Look on the bright side; it’s been a long time since it was used, too.
Maybe, probably, but Curtis wasn’t sure that made things any better. There was still a lot of stuff down there-a lot of crap down there, floating in whatever remained of the disinfected water. Dim as the light was, there was enough to be sure of that. Then there was the matter of getting back out again. He could probably do it-if he could go one way, he could almost certainly go the other-but it was all too easy to imagine how he’d look, a stinking creature being born from the ooze, not a mud-man but a shit-man.
The question was, did he have another choice?
Well, yes. He could sit here, trying to persuade himself that rescue probably would come after all. The cavalry, like in the last reel of an old western. Only he thought it was more likely that The Motherfucker would come back, wanting to make sure he was still…what had he said? Snug in his little housie. Something like that.
That decided him. He looked at the hole in the bench, the dark hole with its evil aroma drifting out, the dark hole with its one hopeful seam of light. A hope as thin as the light itself. He calculated. First his right arm, then his head. Left arm pressed against his body until he had wriggled in as far as his waist. Then, when his left arm was free…
Only what if he wasn’t able to get it free? He saw himself stuck, right arm in the tank, left arm pinned against his body, his midsection blocking the hole, blocking the air, dying a dog’s death, flailing at the sludge just below him while he strangled, the last thing he saw the mocking bright stitch that had lured him on.
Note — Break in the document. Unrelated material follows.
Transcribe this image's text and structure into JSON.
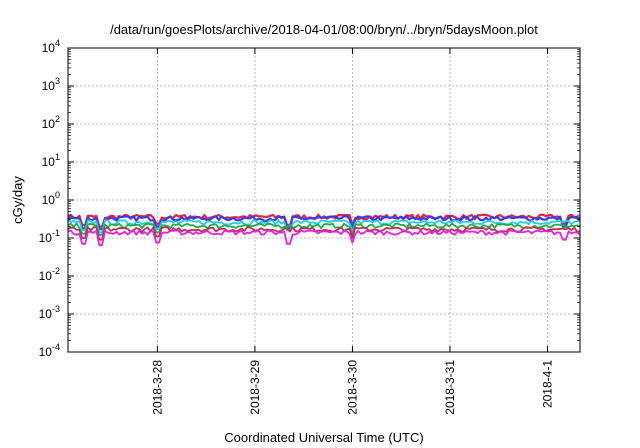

He saw someone finding his body half-plugged into the toilet hole with his ass sticking up and his legs splayed, smeary brown sneaker prints stamped on the goddam toilet cubicle from his final dying kicks. He could hear someone-perhaps the IRS agent who was The Motherfucker’s bкte noire-saying “Holy shit, he must have dropped something really valuable down there.”
It was funny, but Curtis didn’t feel like laughing.
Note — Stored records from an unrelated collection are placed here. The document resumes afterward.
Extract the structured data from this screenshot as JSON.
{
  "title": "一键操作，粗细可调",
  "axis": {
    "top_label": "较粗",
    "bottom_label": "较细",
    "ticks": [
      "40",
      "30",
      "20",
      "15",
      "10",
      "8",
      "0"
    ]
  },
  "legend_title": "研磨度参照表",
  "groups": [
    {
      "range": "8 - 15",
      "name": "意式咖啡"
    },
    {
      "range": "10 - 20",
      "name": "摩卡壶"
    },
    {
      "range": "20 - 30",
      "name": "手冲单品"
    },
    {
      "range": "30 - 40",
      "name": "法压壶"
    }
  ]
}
How long had he been kneeling there, peering into the tank? He didn’t know-his watch was back in his study, sitting by his computer’s mousepad-but the ache in his thighs suggested quite awhile. And the light had brightened considerably. The sun would be entirely over the horizon now, and soon his prison would once more turn into a steam room.
“Gotta go,” he said, and wiped sweat from his cheeks with the palms of his hands. “It’s the only thing.” But he paused again, because another thought had occurred to him.
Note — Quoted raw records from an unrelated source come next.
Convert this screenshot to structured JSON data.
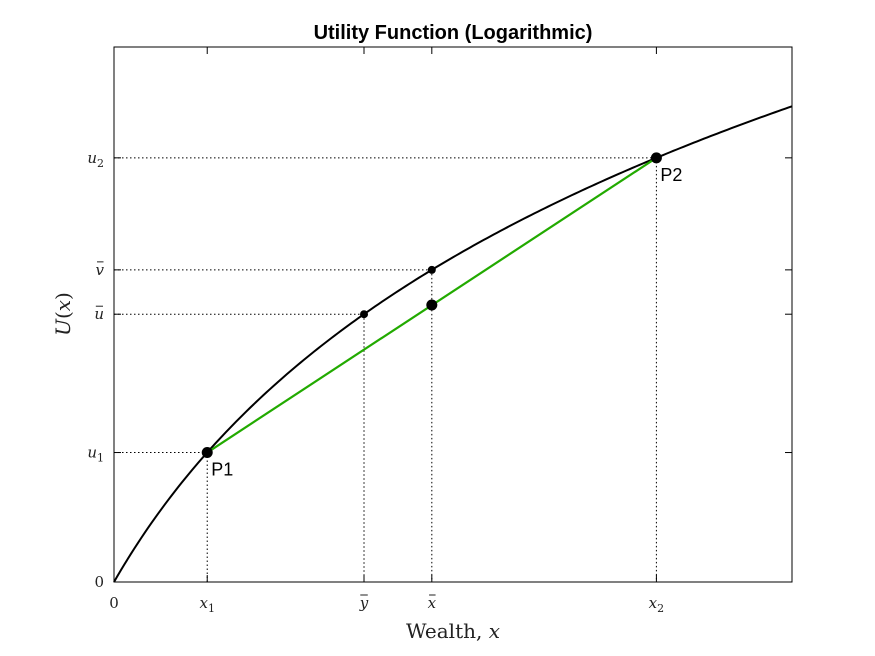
{
  "chart_data": {
    "type": "line",
    "title": "Utility Function (Logarithmic)",
    "xlabel": "Wealth, x",
    "ylabel": "U(x)",
    "function": "U(x) = ln(1 + x)",
    "xlim": [
      0,
      4.0
    ],
    "ylim": [
      0,
      1.81
    ],
    "series": [
      {
        "kind": "curve",
        "color": "#000000"
      },
      {
        "kind": "chord",
        "color": "#22aa00",
        "from": "P1",
        "to": "P2"
      }
    ],
    "points": [
      {
        "id": "P1",
        "label": "P1",
        "x": 0.55,
        "y": 0.438,
        "size": "large"
      },
      {
        "id": "P2",
        "label": "P2",
        "x": 3.2,
        "y": 1.435,
        "size": "large"
      },
      {
        "id": "chord_mean",
        "label": "",
        "x": 1.875,
        "y": 0.937,
        "size": "large"
      },
      {
        "id": "curve_at_ybar",
        "label": "",
        "x": 1.475,
        "y": 0.906,
        "size": "small"
      },
      {
        "id": "curve_at_xbar",
        "label": "",
        "x": 1.875,
        "y": 1.056,
        "size": "small"
      }
    ],
    "xticks": [
      {
        "value": 0,
        "label": "0",
        "base": "0",
        "sub": "",
        "bar": false
      },
      {
        "value": 0.55,
        "label": "x1",
        "base": "x",
        "sub": "1",
        "bar": false
      },
      {
        "value": 1.475,
        "label": "ȳ",
        "base": "y",
        "sub": "",
        "bar": true
      },
      {
        "value": 1.875,
        "label": "x̄",
        "base": "x",
        "sub": "",
        "bar": true
      },
      {
        "value": 3.2,
        "label": "x2",
        "base": "x",
        "sub": "2",
        "bar": false
      }
    ],
    "yticks": [
      {
        "value": 0,
        "label": "0",
        "base": "0",
        "sub": "",
        "bar": false
      },
      {
        "value": 0.438,
        "label": "u1",
        "base": "u",
        "sub": "1",
        "bar": false
      },
      {
        "value": 0.906,
        "label": "ū",
        "base": "u",
        "sub": "",
        "bar": true
      },
      {
        "value": 1.056,
        "label": "v̄",
        "base": "v",
        "sub": "",
        "bar": true
      },
      {
        "value": 1.435,
        "label": "u2",
        "base": "u",
        "sub": "2",
        "bar": false
      }
    ],
    "guides": [
      {
        "x": 0.55,
        "y": 0.438
      },
      {
        "x": 1.475,
        "y": 0.906
      },
      {
        "x": 1.875,
        "y": 1.056
      },
      {
        "x": 3.2,
        "y": 1.435
      }
    ],
    "grid": false
  }
}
What if there was a snake in there?
What if The Motherfucker, imagining that his witchly enemy might try this very thing, had put a snake in there? A copperhead, perhaps, for the time being fast asleep under a layer of cool human mud? A copperhead bite on the arm and he would die slowly and painfully, his arm swelling even as the temperature climbed. A bite from a coral snake would take him more quickly but even more painfully: his heart lunging, stopping, lunging again, then finally giving up.
There are no snakes in there. Bugs, maybe, but no snakes. You saw him, you heard him. He wasn’t thinking that far ahead. He was too sick, too crazy.
Perhaps, perhaps not. You couldn’t really gauge crazy people, could you? They were wild cards.
“Deuces and jacks, man with the axe, natural sevens take all,” Curtis said. The Tao of The Motherfucker. All he knew for sure was that if he didn’t try it down there, he was almost certainly going to die up here. And in the end, a snakebite might be quicker and more merciful.